You need more protection
Many companies that pay dividends do so consistently. However, the reality is that dividend income is never guaranteed.
When companies issue bonds, there is a contractual obligation to make interest payments. That same obligation does not exist for dividends.
Dividends are a way for companies to share wealth with stockholders. But companies can also choose to reinvest more money in their respective businesses. They can do so by cutting their dividends or, in some cases, eliminating dividend payments completely. For this reason, you cannot rely on dividends alone as a retirement income stream.

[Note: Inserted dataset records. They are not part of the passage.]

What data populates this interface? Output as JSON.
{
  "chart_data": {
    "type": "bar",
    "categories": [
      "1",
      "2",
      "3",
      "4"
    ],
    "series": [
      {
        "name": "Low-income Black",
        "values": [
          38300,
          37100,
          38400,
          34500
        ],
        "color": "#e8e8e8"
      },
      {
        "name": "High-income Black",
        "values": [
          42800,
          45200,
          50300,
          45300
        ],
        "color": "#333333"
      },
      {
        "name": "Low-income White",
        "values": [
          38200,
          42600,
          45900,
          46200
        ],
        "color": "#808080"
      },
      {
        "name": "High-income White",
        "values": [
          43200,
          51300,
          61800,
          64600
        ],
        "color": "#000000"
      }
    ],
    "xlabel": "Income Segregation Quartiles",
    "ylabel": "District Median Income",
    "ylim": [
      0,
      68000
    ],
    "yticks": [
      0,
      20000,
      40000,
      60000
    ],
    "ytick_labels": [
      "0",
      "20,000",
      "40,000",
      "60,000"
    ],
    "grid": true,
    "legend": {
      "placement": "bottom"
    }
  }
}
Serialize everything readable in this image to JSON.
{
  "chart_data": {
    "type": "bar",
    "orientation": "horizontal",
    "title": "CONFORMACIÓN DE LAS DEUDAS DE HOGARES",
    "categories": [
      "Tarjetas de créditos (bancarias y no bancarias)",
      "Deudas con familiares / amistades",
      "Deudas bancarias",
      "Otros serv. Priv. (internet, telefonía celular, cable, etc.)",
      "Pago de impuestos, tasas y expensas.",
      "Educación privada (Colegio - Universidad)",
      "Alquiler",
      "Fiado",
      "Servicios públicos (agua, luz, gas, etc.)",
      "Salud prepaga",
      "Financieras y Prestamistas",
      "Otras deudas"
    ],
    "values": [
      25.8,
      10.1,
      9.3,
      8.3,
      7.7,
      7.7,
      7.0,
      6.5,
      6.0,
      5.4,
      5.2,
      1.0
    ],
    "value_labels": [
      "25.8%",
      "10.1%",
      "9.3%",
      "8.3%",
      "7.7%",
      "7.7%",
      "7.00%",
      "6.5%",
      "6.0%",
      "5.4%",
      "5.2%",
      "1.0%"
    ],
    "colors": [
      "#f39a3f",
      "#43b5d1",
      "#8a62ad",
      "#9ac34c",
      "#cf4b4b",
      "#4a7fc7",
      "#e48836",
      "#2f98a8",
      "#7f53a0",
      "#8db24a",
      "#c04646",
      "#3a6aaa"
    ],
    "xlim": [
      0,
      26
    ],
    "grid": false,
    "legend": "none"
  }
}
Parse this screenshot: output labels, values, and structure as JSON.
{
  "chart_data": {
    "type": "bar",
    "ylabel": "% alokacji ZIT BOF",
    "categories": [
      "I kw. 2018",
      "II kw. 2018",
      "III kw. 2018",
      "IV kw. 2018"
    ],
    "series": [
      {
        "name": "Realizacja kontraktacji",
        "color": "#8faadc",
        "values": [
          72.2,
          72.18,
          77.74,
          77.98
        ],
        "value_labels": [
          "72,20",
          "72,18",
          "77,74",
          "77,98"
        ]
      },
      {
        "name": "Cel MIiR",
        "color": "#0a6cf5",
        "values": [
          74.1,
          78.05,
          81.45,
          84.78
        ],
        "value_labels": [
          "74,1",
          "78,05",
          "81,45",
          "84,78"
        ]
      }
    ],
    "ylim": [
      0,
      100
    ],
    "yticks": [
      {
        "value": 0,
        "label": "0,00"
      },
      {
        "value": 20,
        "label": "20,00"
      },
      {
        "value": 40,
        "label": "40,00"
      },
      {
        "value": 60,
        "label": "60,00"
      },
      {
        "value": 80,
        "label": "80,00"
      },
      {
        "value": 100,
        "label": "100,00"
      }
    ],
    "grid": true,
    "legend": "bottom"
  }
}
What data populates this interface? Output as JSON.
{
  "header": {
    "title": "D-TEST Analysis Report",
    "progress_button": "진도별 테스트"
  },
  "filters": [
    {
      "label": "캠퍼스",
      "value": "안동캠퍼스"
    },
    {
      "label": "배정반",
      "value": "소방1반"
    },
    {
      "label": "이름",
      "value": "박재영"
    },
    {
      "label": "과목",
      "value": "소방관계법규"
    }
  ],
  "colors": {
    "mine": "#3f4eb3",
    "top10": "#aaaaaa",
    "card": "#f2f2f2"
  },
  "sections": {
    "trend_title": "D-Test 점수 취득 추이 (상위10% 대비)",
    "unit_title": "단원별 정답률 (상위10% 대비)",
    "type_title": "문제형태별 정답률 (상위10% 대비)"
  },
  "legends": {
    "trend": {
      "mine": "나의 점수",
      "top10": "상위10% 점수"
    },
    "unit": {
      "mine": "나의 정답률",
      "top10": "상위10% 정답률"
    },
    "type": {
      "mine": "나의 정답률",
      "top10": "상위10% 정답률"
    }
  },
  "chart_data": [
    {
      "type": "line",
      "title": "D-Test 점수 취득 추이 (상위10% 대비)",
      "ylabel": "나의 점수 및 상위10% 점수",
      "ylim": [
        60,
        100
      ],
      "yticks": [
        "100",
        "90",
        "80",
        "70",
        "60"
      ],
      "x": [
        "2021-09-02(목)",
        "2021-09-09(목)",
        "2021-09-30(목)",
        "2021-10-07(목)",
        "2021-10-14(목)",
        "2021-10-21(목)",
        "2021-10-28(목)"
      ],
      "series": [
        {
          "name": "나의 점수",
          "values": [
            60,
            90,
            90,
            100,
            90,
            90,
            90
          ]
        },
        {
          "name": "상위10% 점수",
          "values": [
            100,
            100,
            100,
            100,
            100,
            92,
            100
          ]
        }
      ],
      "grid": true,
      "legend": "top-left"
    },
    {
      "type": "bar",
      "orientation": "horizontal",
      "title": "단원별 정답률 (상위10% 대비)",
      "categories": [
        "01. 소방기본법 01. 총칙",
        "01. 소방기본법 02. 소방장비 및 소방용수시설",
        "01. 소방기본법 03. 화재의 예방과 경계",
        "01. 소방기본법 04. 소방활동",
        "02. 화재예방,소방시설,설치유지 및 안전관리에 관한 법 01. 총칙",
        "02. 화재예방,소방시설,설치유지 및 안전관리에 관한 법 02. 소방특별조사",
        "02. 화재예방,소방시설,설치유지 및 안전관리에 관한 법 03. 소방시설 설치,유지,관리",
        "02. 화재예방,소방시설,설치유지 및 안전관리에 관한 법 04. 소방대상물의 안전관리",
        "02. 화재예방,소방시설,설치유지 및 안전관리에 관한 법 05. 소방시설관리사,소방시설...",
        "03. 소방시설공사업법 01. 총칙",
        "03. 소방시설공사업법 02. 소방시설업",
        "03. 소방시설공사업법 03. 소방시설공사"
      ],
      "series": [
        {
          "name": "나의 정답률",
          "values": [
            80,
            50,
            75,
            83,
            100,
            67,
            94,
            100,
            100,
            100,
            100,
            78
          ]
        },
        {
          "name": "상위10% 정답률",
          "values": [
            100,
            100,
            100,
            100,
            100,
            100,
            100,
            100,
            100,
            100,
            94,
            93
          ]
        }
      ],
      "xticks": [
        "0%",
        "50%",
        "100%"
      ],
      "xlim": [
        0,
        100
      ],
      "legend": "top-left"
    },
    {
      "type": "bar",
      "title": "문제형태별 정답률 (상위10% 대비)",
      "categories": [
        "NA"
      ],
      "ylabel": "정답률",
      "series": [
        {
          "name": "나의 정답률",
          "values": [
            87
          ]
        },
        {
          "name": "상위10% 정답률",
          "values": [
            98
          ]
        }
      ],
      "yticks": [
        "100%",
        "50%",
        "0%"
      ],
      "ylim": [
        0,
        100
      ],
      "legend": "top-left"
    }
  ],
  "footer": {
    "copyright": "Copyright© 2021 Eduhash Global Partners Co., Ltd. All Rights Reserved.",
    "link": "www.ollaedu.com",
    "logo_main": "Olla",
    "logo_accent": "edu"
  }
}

Plus, the value of your dividend stocks could decline, taking your portfolio down in the process. Dividend stocks don’t tend to be quite as volatile as growth stocks, but that doesn’t mean they aren’t subject to changes in value.
Generally speaking, bonds tend to be more stable than stocks as a broad asset class, and that extends to dividend stocks. And cash is a whole lot safer than any stock you might hold.
You need diversification
Retiring on dividends alone might seem like a good plan, but it’s important that your portfolio be diversified. The way you set it up should depend on factors that include your income needs and risk tolerance.
In general, on top of dividend stocks, you should aim for your portfolio to include:
- Bonds, which pay guaranteed interest
- Cash, whose value can’t change based on market conditions
In fact, it’s usually a good idea to maintain enough of a cash position in your portfolio to cover one to two years of retirement expenses. That way, if you need to leave your other assets untouched during a stock market downturn, you have that option.
If you’re going to rely heavily on dividends for retirement income, you may want to focus on companies that have steadily increased their dividends over the past few decades. Some of these include:
- Procter & Gamble (PG)
- Coca-Cola (KO)
- Colgate-Palmolive (CL)
- Lowe’s (LOW)
- Consolidated Edison (ED)
Dividend ETFs are also a good option. Some you may want to consider could include:
- The Schwab U.S. Dividend Equity ETF (SCHD)
- The Vanguard High Dividend Yield ETF (VYM)
- The SPDR Portfolio S&P 500 High Dividend ETF (SPYD)
It’s also a good idea to work with a financial advisor to set up a retirement portfolio that’s designed to generate income. An advisor can make specific recommendations based on your income needs and feelings about risk.